One of the greatest joys in my professional life for the past nine years has been attending the National Council of Teachers of English annual conference. For the past five of those years, I have attended with my friend and colleague Carmen. And for four with Rich. Not only did NCTE always land on my birthday, but it allowed us to travel to new cities in the USA, meet new English teaching wonders, and stock up on as many free books as our suitcases could hold. NCTE was my teaching crack. I would eat only cucumbers and take second and third jobs just to pay my way to whichever city the conference was that year. About this time of year, I am getting a little distressed with work. Kids are driving me nuts, the routine has become monotonous, and (in the states) it is getting bloody cold. NCTE came at the perfect time when I needed a professional pick-me-up.
Throughout the years I have met mentors and friends in my profession – teachers who truly love what they do and excel at it. These are professional men and women who make a difference in kids lives everyday and then offer to share their tips and tricks with other teachers. What is better than that? NCTE was also a place where I got to geek out over young adult authors. No matter how many times I saw David Levithan, it was always a nerdy treat!
The day I met Sherman Alexie and S.E. Hinton was one of the greatest moments of my life. I got to shake hands with Sir Ken Robinson and talk with Alison Bechdel about Fun Home. I became good friends with the National Teacher of the Year, Sarah Brown Wessling, who helped start The Teaching Channel. She even graciously offered to be my keynote at our Tennessee Conference the year I was president. None of that would have happened without NCTE. I networked with English teachers from around the USA, sharing our successful and not so successful stories from the classroom.
Moving to Uruguay, one of my first questions was about attending NCTE. I had full confidence that I would be able to travel to St. Louis and celebrate teaching and my 30th birthday with my dear teaching friends and partners. Then I discovered how expensive trips back home were. Even the professional development money my new school provides would not make a dent. NCTE was just not going to be monetarily possible this year. Plus our school is getting accredited so taking the time was also problematic. However, I wasn’t prepared for how sad this has made me. This year there is no fancy dinners with Carmen and Rich where we splurged on hundreds of dollars worth of fine foods and wines. There is no rushing from session to session and debriefing with my peers about which ones were the most effective. There is no giant hug from Gretchen as we discussed why teaching is the best profession ever! There is no session that brings me to tears as a teacher and her students relate incredible learning and engaging that takes place in a South Side Chicago classroom. There is no book recommendation session with Alan from Penguin books as he fills my arms with novel upon novel that “I simply HAVE to read!” I really have no idea where my yearly book list will come from this year.

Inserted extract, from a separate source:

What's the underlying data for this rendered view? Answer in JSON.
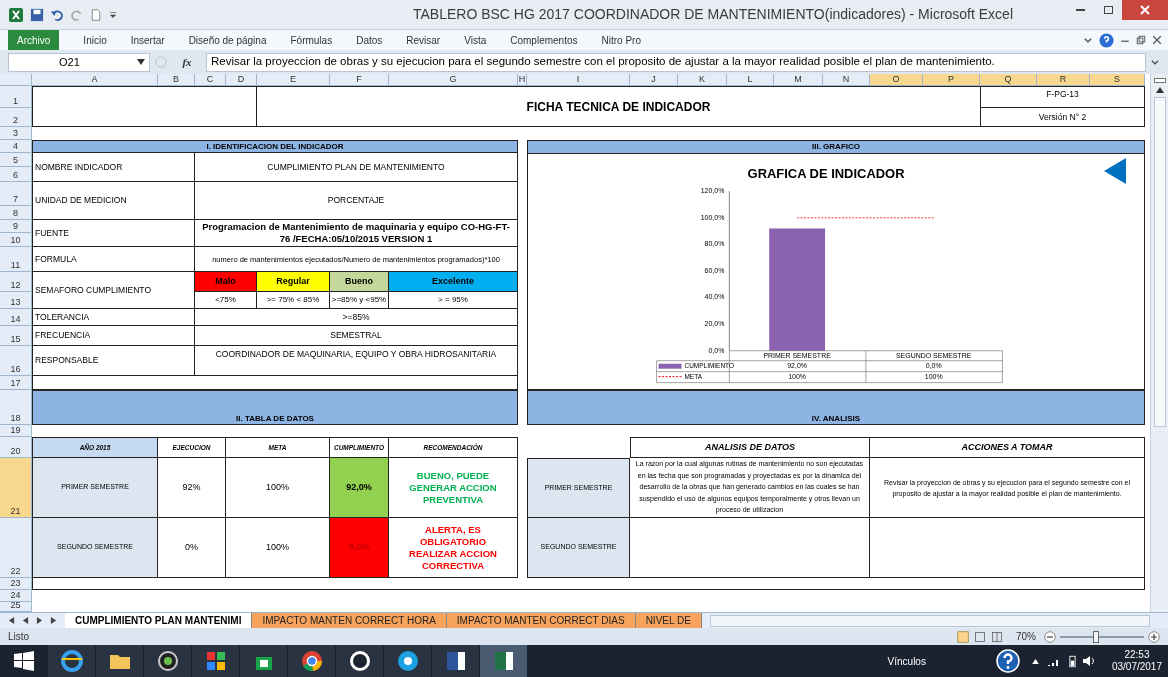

There is no standing in lines, waiting for an autographed copy of the new Ellen Hopkins book. There is no feeling of warmth as Ellen Hopkins writes “To Miss Coyle’s students: Be the only version of you.” There is no free sticky notes and dry erase markers. No Shakespeare poster that I absolutely love but have no idea how to get it home. There is no lugging a hundred pound box filled to the brim with books into the FedEx store. There is no getting back to school and watching the students’ eyes light up as they open the box and pull out each new book, carefully reading the jacket cover. There is no brand new lesson I have learned that I simply cannot wait to try with my standard students. NCTE was my professional rejuvenation, and I would be lying if I said that I didn’t need some of that right now.
So to all of my NCTE friends and colleagues: I miss you and love you. You are doing wonders and changing lives everyday. And to my beautiful friend Carmen, this birthday is simply not the same without you. I miss you beyond words and wish I was there with you. Have a fabulous time with Ashley. I can’t wait to hear about all that you have learned. Know that I wish beyond wishes that I could be there, too.